Scripted by former Skins writer Georgia Lester, this is something that Turn Up Charlie does address. US actor Piper Perabo steps down off the bar at Coyote Ugly to play a world-class electronic DJ who, when she’s not working the terrace at Space, is busy being a bad mother. Well, you can’t have everything, can you? For Amazonica, the reason clubbing doesn’t translate to film is because the mediums are too similar. “DJs are giving you an experience, they’re taking you on the journey.

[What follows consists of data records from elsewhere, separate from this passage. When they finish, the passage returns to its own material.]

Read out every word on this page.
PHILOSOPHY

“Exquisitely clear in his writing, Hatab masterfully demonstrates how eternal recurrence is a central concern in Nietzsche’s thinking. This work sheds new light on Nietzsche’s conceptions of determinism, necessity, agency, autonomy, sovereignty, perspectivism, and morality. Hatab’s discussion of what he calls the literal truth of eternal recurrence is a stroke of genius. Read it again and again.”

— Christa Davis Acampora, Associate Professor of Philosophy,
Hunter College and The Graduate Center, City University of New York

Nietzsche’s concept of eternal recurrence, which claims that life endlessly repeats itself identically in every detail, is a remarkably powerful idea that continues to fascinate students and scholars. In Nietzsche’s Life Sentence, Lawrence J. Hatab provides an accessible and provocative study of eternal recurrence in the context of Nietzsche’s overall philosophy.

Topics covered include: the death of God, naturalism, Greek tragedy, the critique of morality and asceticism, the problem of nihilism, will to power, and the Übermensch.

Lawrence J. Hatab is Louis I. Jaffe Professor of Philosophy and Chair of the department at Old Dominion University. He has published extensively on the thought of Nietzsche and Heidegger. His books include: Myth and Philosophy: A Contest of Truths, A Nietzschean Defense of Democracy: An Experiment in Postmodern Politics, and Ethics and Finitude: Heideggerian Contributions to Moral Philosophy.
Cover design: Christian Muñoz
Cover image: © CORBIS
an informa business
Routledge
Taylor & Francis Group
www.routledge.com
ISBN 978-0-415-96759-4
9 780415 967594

So it’s like watching a movie where you leave your life at the door for two hours.”
Forde agrees: “It’s hard to capture because essentially it’s an immersive experience that doesn’t translate easily to a cinema environment.”
Recently, however, Channel 4’s The Bisexual managed to pull off some of the most realistic club scenes seen on the small screen. Director and star Desiree Akhavan pulled off set-pieces depicting everything from queer east London discos to singalong power-ballad nights and sweaty raves, which weren’t just believable, but also looked appealing. “It really pisses me off how neutered club scenes are in most film and television,” says Akhavan. Her approach was simple: fill the screen full of bodies and make everything that bit messier, just like a real night out. Extras were flung into the action, flitting between the cast and the camera like a choreographed dance. “Every time a club scene doesn’t [work] it’s because it feels too sterile and the extras aren’t moving enough. It’s about painting with bodies and painting with light.”

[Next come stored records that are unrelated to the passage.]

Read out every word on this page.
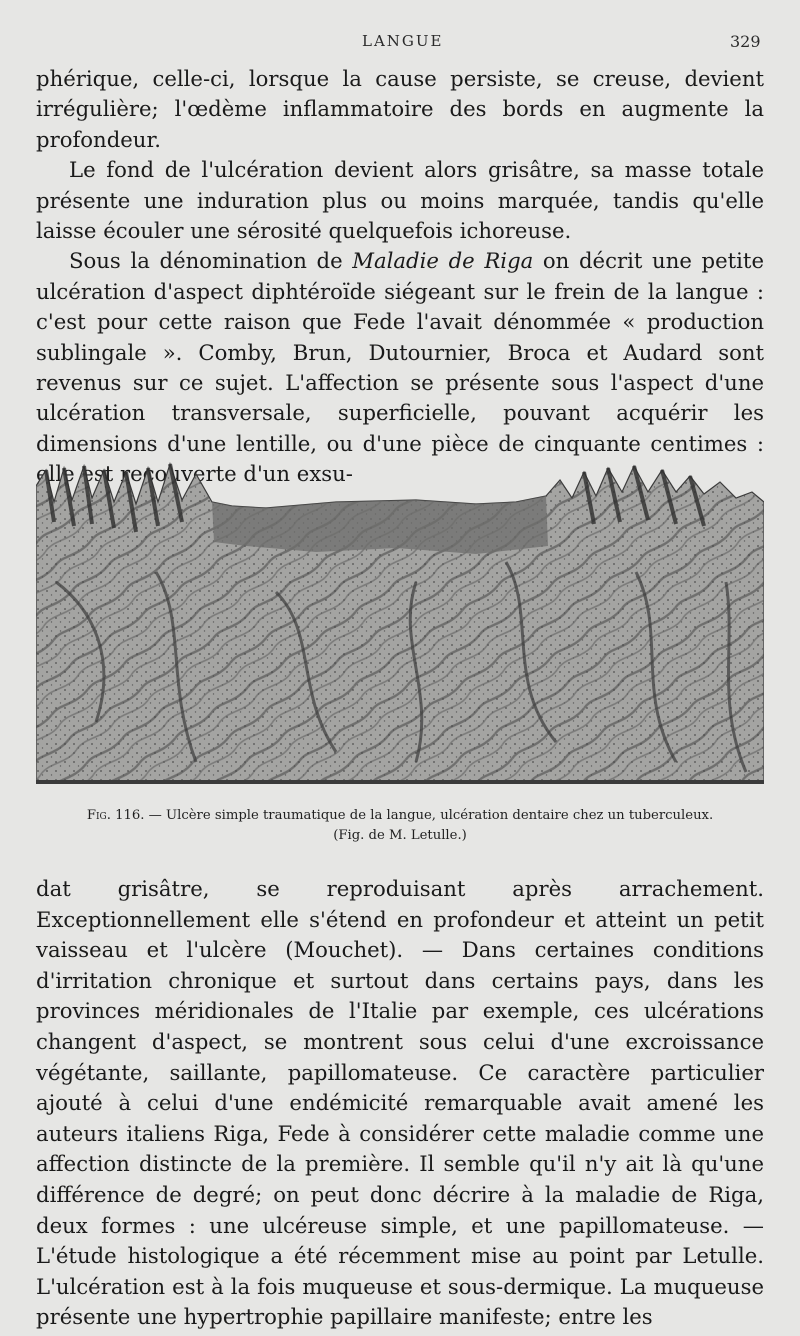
LANGUE	329

phérique, celle-ci, lorsque la cause persiste, se creuse, devient irrégulière; l'œdème inflammatoire des bords en augmente la profondeur.

Le fond de l'ulcération devient alors grisâtre, sa masse totale présente une induration plus ou moins marquée, tandis qu'elle laisse écouler une sérosité quelquefois ichoreuse.

Sous la dénomination de Maladie de Riga on décrit une petite ulcération d'aspect diphtéroïde siégeant sur le frein de la langue : c'est pour cette raison que Fede l'avait dénommée « production sublingale ». Comby, Brun, Dutournier, Broca et Audard sont revenus sur ce sujet. L'affection se présente sous l'aspect d'une ulcération transversale, superficielle, pouvant acquérir les dimensions d'une lentille, ou d'une pièce de cinquante centimes : elle est recouverte d'un exsu-

Fig. 116. — Ulcère simple traumatique de la langue, ulcération dentaire chez un tuberculeux.
(Fig. de M. Letulle.)

dat grisâtre, se reproduisant après arrachement. Exceptionnellement elle s'étend en profondeur et atteint un petit vaisseau et l'ulcère (Mouchet). — Dans certaines conditions d'irritation chronique et surtout dans certains pays, dans les provinces méridionales de l'Italie par exemple, ces ulcérations changent d'aspect, se montrent sous celui d'une excroissance végétante, saillante, papillomateuse. Ce caractère particulier ajouté à celui d'une endémicité remarquable avait amené les auteurs italiens Riga, Fede à considérer cette maladie comme une affection distincte de la première. Il semble qu'il n'y ait là qu'une différence de degré; on peut donc décrire à la maladie de Riga, deux formes : une ulcéreuse simple, et une papillomateuse. — L'étude histologique a été récemment mise au point par Letulle. L'ulcération est à la fois muqueuse et sous-dermique. La muqueuse présente une hypertrophie papillaire manifeste; entre les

Akhavan’s other bugbear in club scenes is too much brightness. That’s something Netflix’s inoffensive, Gillian Jacobs-starring, gal-pal-rom-com Ibiza is guilty of, with its interiors of Balearic clubs lit up like the Blackpool Tower. Presumably this is so we can see more of Richard Madden’s chiseled jawline as he plays a knock-off Calvin Harris, but she’s right – what kind of club ever has the lights on full-blast? “People not screaming over the music is another thing,” adds Akhavan. “You can’t hear shit in those clubs; why is there suddenly this very clean closeup of someone speaking in a normal level to someone else about a secret? Those things take me out of the moment.”
If there is one film that unites everyone, though, it is Mia Hansen-Løve’s Eden from 2015, “the perfect mix of music and melancholia”, according to the Guardian. Here the DJs are quiet, studied and very French. Stripped of the obnoxiousness of their British or US counterparts (and with some good in-jokes about Daft Punk), they offer a less flashy take on proceedings. “It embraces the banality, the fact that as an occupation it’s antisocial, requires an unhealthy level of obsession, and is essentially lonely night-owl work,” says Jenkins, who names it as one of his all-time favourites. “And the film is actually about something more than music, which makes the subject inherently more interesting.” So if you’re after an accurate portrayal of the life of a DJ, Eden is the one. Or you could just go clubbing instead.